Ms. Osgood copied Bill Dittmeier, the current Director of the Kansas City Office for Civil Rights in her response to me. I laughed when I read Debbie Osgood’s response. Many others laughed as well when I told them what the response was from ED OCR.

How would anyone believe Ms. Osgood’s statement that “the Kansas City office is devoting substantial resources and attention to the resolution of this review and other pending reviews” when the Kansas City office has only completed 7 out of 17 compliance reviews assigned to them over the past decade?

Three weeks ago I wrote back to Debbie Osgood, Bill Dittmeier and Randolph Wills asking why the Kansas City ED OCR office has only been able to complete 7 out of 17 district wide compliance reviews in the past 10 years. None of them responded to my email. Although I did receive Read Receipts from all three of them.

On Monday of this week, I sent my question about the Kansas City ED OCR office to Sandra Battle. Sandra Battle is is the Deputy Assistant Secretary for Enforcement at ED OCR in Washington D.C. I copied Debbie Osgood, Bill Dittmeier and Randolph Wills when I emailed Ms. Battle as well as the Department of Justice. No one has responded yet to my concerns regarding this issue.

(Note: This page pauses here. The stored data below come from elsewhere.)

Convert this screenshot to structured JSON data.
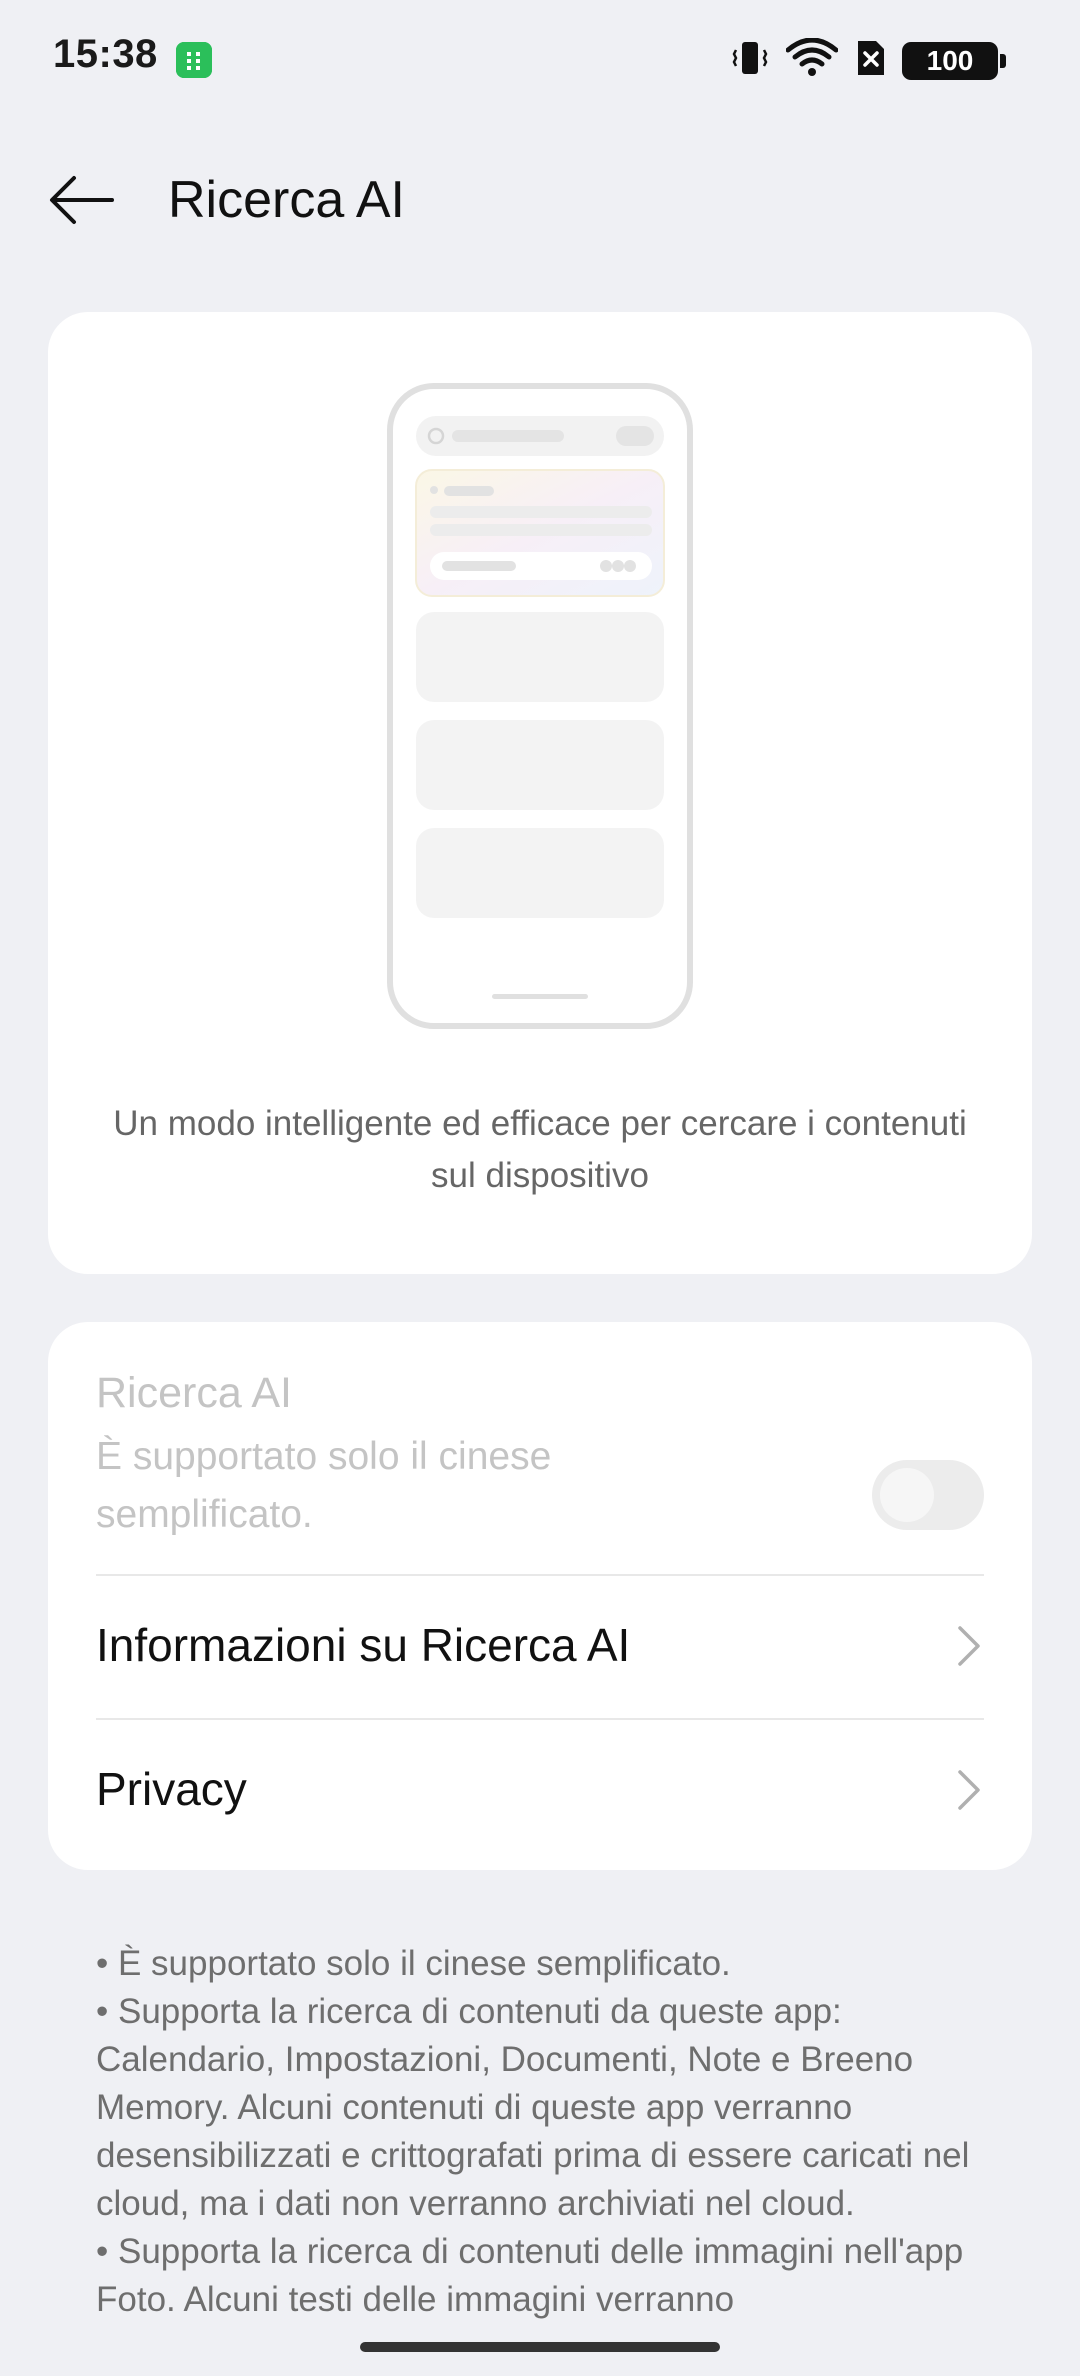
{
  "status_bar": {
    "time": "15:38",
    "battery": "100",
    "icons": [
      "vibrate-icon",
      "wifi-icon",
      "sim-off-icon",
      "battery-icon"
    ]
  },
  "header": {
    "back_icon": "arrow-left-icon",
    "title": "Ricerca AI"
  },
  "intro": {
    "description": "Un modo intelligente ed efficace per cercare i contenuti sul dispositivo"
  },
  "settings": {
    "ai_search": {
      "title": "Ricerca AI",
      "subtitle": "È supportato solo il cinese semplificato.",
      "enabled": false,
      "disabled": true
    },
    "rows": [
      {
        "label": "Informazioni su Ricerca AI",
        "icon": "chevron-right-icon"
      },
      {
        "label": "Privacy",
        "icon": "chevron-right-icon"
      }
    ]
  },
  "notes": [
    "• È supportato solo il cinese semplificato.",
    "• Supporta la ricerca di contenuti da queste app: Calendario, Impostazioni, Documenti, Note e Breeno Memory. Alcuni contenuti di queste app verranno desensibilizzati e crittografati prima di essere caricati nel cloud, ma i dati non verranno archiviati nel cloud.",
    "• Supporta la ricerca di contenuti delle immagini nell'app Foto. Alcuni testi delle immagini verranno"
  ],
  "colors": {
    "background": "#eff0f4",
    "card": "#ffffff",
    "disabled_text": "#c4c4c4",
    "status_app_icon": "#2bbf5a"
  }
}
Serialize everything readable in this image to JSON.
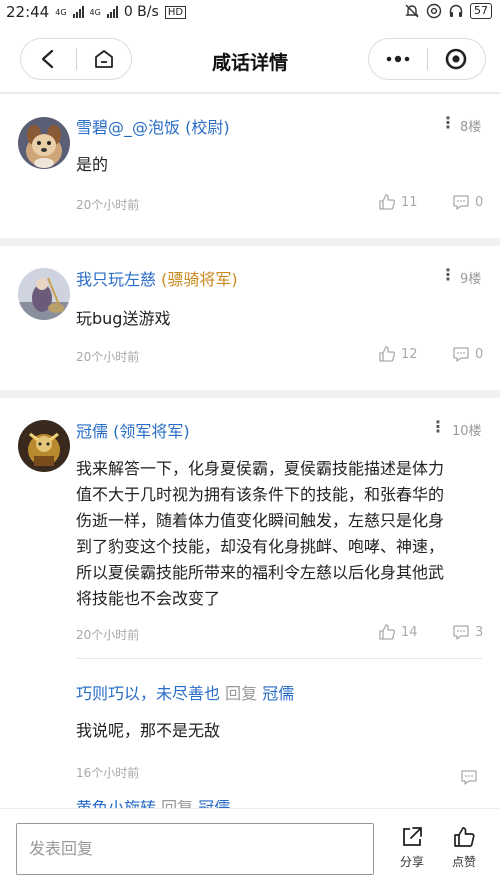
{
  "status_bar": {
    "time": "22:44",
    "net_label": "4G",
    "net_label2": "4G",
    "speed": "0 B/s",
    "hd": "HD",
    "battery": "57"
  },
  "header": {
    "title": "咸话详情",
    "back_icon": "back-chevron-icon",
    "home_icon": "home-icon",
    "more_icon": "more-dots-icon",
    "target_icon": "target-icon"
  },
  "comments": [
    {
      "username": "雪碧@_@泡饭",
      "rank": "(校尉)",
      "floor": "8楼",
      "text": "是的",
      "time": "20个小时前",
      "likes": "11",
      "replies": "0"
    },
    {
      "username": "我只玩左慈",
      "rank": "(骠骑将军)",
      "floor": "9楼",
      "text": "玩bug送游戏",
      "time": "20个小时前",
      "likes": "12",
      "replies": "0"
    },
    {
      "username": "冠儒",
      "rank": "(领军将军)",
      "floor": "10楼",
      "text_lines": [
        "我来解答一下，化身夏侯霸，夏侯霸技能描述是体力",
        "值不大于几时视为拥有该条件下的技能，和张春华的",
        "伤逝一样，随着体力值变化瞬间触发，左慈只是化身",
        "到了豹变这个技能，却没有化身挑衅、咆哮、神速，",
        "所以夏侯霸技能所带来的福利令左慈以后化身其他武",
        "将技能也不会改变了"
      ],
      "time": "20个小时前",
      "likes": "14",
      "replies": "3"
    }
  ],
  "reply": {
    "author": "巧则巧以，未尽善也",
    "verb": "回复",
    "target": "冠儒",
    "text": "我说呢，那不是无敌",
    "time": "16个小时前"
  },
  "reply_partial": {
    "author": "黄色小旋转",
    "verb": "回复",
    "target": "冠儒"
  },
  "bottom_bar": {
    "input_placeholder": "发表回复",
    "share_label": "分享",
    "like_label": "点赞"
  }
}
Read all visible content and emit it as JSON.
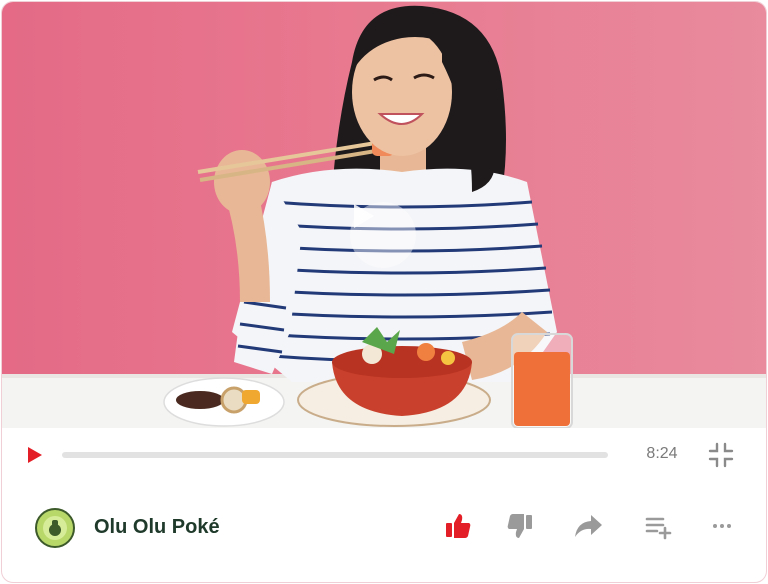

Perhaps no one wants to be held accountable.

It certainly seems that the patterns of practice in the Kansas City ED OCR office would be a concern for anyone dealing with this OCR Office. As an added tidbit of information, it took nearly 60 days for ED OCR to send a response to my FOIA request. It would appear that ED OCR is not as familiar with federal law regarding FOIA request response requirements like the USDA Office for Civil Rights is. Federal law dictates that all FOIA requests must be responded to within 20 days.

A recent USDA Office for Civil Rights FOIA response letter referenced the law in their response (5 U.S.C. § 552).

You can read about FOIA law requirements in the article below located on the U.S. Department of Justice's website:


I find it truly amazing that the Enforcement Directors for the Office for Civil Rights don’t seem to do what their job titles state that they do

You would think that the Enforcement Directors at the U.S. Department of Education’s Office for Civil Rights would be holding people accountable and making sure that the regional offices that they oversee are doing their job.

Perhaps it’s time that our U.S. Senators and Congressman take an in depth look into what’s going on in the Kansas City ED OCR office.

ED OCR’s Enforcement Directors don’t seem to want to answer questions as to why these compliance reviews have been open for so many years. Perhaps the Enforcement Directors will be willing to answer these questions for Congress. I have offered to testify in congressional hearings about our dealings with ED OCR. It's about time that someone starts looking into what's going on in the Kansas City ED OCR office since taxpayers are paying a lot of six figure salaries for such abysmal completion results.

You may wish to contact the U.S. Department of Education's Office for Civil Rights as well to see if you can get any answers. Perhaps there are some investigative reporters that may be interested in following up on this story as well. It certainly seems to be a huge expenditure of money for very little results.